Assume $E ⊂ R^n$ as a set in $R^n$ and we have that $x \in E$ and $ y \in R^n \setminus E$. Using the two elements, show the segment $$[x, y] := \{x + t(y − x) : t ∈ [0, 1]\}$$ intersects $\partial E$. Then prove that if $R$ is a rectangle and $x,y \in R$ s.t. $x \in E$ and $ y \in R^n \setminus E$ then $R \cap \partial E \neq \emptyset$.
I am thinking to prove the contrapositive since the function $f:[0,1] \to \Bbb R^n, t \to x + t(y - x)$ is continuous and $[x,y]$, the image of $[0,1]$ by $f$ is connected. So I have to show that if every point of $[x,y]$ is not in the boundary, it would be disconnected.
I have little idea on how to get started so any help or brief outlines would be helpful.
Let $f:[0,1]\to\mathbb R^n$ be the path you defined as $x+(y-x)\cdot t$.
Let $A\subset[0,1]$ be the set $f^{-1}(E)$. Note that $0\in A$, and $A$ has an upper bound in $\mathbb R$, so consider $z=\sup A$. Note that $z\in(0,1)$.
Let $B=\{t\in[0,1]\mid t>z\text{ and }f(t)\notin E\}$. As $1\in B$ and it is a subset of $[0,1]$, $B$ has an infimum. Let $z'=\inf B$. Clearly, $z'\geq z$. If $z'>z$, then consider $z<w<z'$. Since $w\notin B$, $f(w)\in E$, but that implies that $z$ is not the supremum of $A$, a contradiction.
So, $z'=z$. In other words, $\sup A=\inf B$.
I claim that $f(z)\in\partial E=\overline E\cap\overline{\mathbb R^n-E}$. Consider an $\epsilon-$neighborhood $(z-\epsilon,z+\epsilon)\subset[0,1]$ for an arbitrary small $\epsilon >0$. Note that there must be some element $z<u<z+\epsilon$ such that $f(u)\notin E$, since otherwise $z+\epsilon$ would be a lower bound for $B$, a contradiction. And, since $z=\sup A$, there exists some $z-\epsilon<v<z$ such that $f(v)\in E$, since otherwise, $z-\epsilon$ would be an upper bound for $A$, a contradiction.

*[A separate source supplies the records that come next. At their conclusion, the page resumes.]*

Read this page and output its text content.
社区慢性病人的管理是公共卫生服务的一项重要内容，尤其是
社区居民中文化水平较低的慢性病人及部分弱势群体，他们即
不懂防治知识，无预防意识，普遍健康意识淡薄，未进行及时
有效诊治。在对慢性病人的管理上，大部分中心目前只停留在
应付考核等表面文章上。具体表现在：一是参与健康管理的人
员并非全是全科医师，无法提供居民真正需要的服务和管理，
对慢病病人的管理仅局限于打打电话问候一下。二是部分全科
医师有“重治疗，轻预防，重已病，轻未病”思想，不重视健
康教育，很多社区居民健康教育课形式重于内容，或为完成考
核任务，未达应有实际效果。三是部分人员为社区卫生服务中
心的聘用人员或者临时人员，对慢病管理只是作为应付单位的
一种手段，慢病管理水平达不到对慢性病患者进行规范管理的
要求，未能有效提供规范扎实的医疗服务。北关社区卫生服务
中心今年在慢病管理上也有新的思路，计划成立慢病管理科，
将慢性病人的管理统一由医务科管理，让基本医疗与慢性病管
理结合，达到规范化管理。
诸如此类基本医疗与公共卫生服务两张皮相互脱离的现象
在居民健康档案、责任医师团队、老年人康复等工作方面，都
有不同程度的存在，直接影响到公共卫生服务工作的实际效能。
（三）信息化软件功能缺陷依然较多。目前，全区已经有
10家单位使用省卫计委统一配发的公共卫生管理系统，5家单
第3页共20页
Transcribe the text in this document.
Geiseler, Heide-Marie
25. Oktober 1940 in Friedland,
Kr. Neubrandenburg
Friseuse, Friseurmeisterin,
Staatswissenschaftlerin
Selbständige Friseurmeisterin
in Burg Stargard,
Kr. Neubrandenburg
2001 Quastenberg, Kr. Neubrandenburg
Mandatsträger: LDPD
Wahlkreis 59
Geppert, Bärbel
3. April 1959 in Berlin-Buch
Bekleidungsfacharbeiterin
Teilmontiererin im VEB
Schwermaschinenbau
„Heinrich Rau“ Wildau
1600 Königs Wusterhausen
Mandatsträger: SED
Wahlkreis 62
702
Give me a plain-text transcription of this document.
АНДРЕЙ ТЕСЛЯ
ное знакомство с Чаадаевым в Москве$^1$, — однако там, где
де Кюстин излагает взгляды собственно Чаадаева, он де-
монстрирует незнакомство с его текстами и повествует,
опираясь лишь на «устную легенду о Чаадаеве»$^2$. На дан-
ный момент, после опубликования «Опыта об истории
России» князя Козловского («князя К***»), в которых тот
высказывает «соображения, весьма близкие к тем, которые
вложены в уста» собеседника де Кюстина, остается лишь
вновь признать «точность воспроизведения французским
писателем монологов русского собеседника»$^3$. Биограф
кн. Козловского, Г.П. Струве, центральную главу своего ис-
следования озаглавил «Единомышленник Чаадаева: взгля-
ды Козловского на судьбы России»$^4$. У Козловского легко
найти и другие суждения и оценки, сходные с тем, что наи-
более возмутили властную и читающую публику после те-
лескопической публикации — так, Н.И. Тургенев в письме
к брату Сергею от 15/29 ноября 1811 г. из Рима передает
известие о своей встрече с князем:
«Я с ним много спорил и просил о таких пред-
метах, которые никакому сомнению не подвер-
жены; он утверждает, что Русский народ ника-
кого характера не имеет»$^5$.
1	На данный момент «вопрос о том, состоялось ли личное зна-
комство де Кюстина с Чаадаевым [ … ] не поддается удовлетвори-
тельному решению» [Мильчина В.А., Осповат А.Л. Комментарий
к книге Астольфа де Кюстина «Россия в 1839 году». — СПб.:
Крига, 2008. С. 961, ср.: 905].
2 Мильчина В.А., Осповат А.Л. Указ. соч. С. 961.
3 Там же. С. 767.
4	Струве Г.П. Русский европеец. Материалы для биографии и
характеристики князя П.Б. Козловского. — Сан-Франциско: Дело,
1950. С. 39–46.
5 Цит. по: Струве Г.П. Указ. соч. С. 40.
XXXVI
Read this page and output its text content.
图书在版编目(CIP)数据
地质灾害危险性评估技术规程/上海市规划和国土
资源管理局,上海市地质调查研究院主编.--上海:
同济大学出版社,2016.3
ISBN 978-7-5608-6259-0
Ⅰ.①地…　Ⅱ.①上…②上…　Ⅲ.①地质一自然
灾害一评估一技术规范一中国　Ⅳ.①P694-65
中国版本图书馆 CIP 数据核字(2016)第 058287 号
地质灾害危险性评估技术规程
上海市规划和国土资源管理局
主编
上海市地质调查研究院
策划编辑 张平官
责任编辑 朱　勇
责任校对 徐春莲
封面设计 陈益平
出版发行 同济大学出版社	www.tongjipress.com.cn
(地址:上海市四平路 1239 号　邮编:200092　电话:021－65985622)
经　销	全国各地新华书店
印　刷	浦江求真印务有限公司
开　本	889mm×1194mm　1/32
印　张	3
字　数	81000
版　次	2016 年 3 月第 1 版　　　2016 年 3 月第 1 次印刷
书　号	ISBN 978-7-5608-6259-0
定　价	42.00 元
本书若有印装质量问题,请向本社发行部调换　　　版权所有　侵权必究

Since $\epsilon-$neighborhoods are the basis for the standard topology on $\mathbb R$, and the map $f$ is a continuous map, we've shown that $f(z)\in\overline E$ and that $f(z)\in\overline{\mathbb R^n-E}$, so $f(z)\in\partial E=\overline E\cap\overline{\mathbb R^n-E}$.
The remainder of the problem is pretty easy from here, since you know that rectangles are convex (there exists a segment connecting any two points in the shape).